The trial court relied upon the testimonies of several witnesses to convict the accused for murder under Section 302 of IPC and sentence him to life imprisonment. Aggrieved, the accused approached the High Court of Uttarakhand at Nainital. The Hon’ble High Court believed that the case was of culpable homicide not amounting to murder. This observation was made on the ground that it was not a murder but a sudden fight that ensued in the heat of passion between the accused and the deceased. The High Court held that the accused did not have any intention to kill or commit the murder of the deceased and therefore, the case would fall under the fourth exception to Section 300 IPC. Finally, the Hon’ble High Court reduced the sentence awarded to the accused from life imprisonment to ten years’ rigorous imprisonment. Feeling aggrieved, the State moved the present appeal before the Supreme Court. 


The Supreme Court observed that the High Court had made a mistake in ordering that the case would fall under the fourth exception to Section 300 IPC i.e., culpable homicide not amounting to murder. The Court noted that the incident when the accused had attacked the deceased with a Phakadiyat, cannot be said to be a result of a sudden fight in the heat of passion upon a sudden quarrel. 

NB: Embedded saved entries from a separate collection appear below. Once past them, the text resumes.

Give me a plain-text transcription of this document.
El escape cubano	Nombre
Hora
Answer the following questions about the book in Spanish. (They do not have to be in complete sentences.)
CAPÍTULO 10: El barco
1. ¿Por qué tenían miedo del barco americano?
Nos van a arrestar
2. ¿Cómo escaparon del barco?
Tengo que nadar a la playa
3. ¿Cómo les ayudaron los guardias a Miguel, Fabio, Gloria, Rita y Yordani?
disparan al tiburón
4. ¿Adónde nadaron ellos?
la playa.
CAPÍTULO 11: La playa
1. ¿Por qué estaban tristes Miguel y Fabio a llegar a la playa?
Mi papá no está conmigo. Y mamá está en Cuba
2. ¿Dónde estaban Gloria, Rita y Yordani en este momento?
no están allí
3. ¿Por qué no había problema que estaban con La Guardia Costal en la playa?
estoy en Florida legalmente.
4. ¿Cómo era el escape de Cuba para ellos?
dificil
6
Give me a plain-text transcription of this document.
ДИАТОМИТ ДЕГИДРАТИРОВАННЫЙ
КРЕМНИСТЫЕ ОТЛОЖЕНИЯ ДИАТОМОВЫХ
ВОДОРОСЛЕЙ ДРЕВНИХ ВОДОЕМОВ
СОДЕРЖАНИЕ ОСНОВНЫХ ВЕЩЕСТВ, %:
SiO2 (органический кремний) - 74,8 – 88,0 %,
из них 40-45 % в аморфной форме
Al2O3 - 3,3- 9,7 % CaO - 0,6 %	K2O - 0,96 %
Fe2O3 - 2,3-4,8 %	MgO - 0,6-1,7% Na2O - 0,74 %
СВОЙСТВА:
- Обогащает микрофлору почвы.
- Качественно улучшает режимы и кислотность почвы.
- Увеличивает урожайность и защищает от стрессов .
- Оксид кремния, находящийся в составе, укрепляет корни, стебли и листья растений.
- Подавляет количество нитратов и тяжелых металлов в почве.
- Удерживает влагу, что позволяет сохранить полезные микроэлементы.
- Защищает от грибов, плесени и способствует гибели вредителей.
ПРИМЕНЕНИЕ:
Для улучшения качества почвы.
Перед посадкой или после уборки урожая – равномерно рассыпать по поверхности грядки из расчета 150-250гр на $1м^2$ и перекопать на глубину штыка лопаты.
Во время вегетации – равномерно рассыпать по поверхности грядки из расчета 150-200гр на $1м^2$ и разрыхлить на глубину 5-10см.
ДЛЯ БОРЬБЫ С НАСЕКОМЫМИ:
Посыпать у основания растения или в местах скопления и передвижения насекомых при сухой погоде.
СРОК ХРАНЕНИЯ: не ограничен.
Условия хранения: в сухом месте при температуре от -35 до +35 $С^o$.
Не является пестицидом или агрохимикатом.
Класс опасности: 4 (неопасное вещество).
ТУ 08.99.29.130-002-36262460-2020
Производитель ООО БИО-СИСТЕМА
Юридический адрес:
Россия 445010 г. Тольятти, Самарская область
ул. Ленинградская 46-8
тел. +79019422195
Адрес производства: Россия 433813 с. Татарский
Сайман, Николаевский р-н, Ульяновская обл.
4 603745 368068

The Hon’ble Supreme Court took into consideration the case of Pulicherla Nagaraju vs. State of A.P.2. In this case it was observed and held by the Supreme Court that the intention to cause death can be gathered generally from a combination of a few or several of the following, among other, circumstances:

  • nature of the weapon used;  
  • whether the weapon was carried by the accused or was picked up from the spot;  
  • whether the blow is aimed at a vital part of the body;   
  • the amount of force employed in causing injury;  
  • whether the act was in the course of sudden quarrel or sudden fight or free for all fight;  
  • whether the incident occurs by chance or whether there was any premeditation;  
  • whether there was any prior enmity or whether the deceased was a stranger;  
  • whether there was any grave and sudden provocation, and if so, the cause for such provocation;  
  • whether it was in the heat of passion;  
  • whether the person inflicting the injury has taken undue advantage or has acted in a cruel and unusual manner;  
  • whether the accused dealt a single blow or several blows.  

The above list of circumstances is, of course, not exhaustive and there may be several other special circumstances with reference to individual cases which may throw light on the question of intention. 

The Hon’ble Supreme Court finally held that accused was held guilty for the offence under Section 302 of the Indian Penal Code, 1860, for having killed and/or committed the murder of the deceased and sentenced him to undergo life imprisonment. Further, the judgment and order passed by the trial Court convicting the accused Section 302 of the IPC and sentencing him to life imprisonment was restored.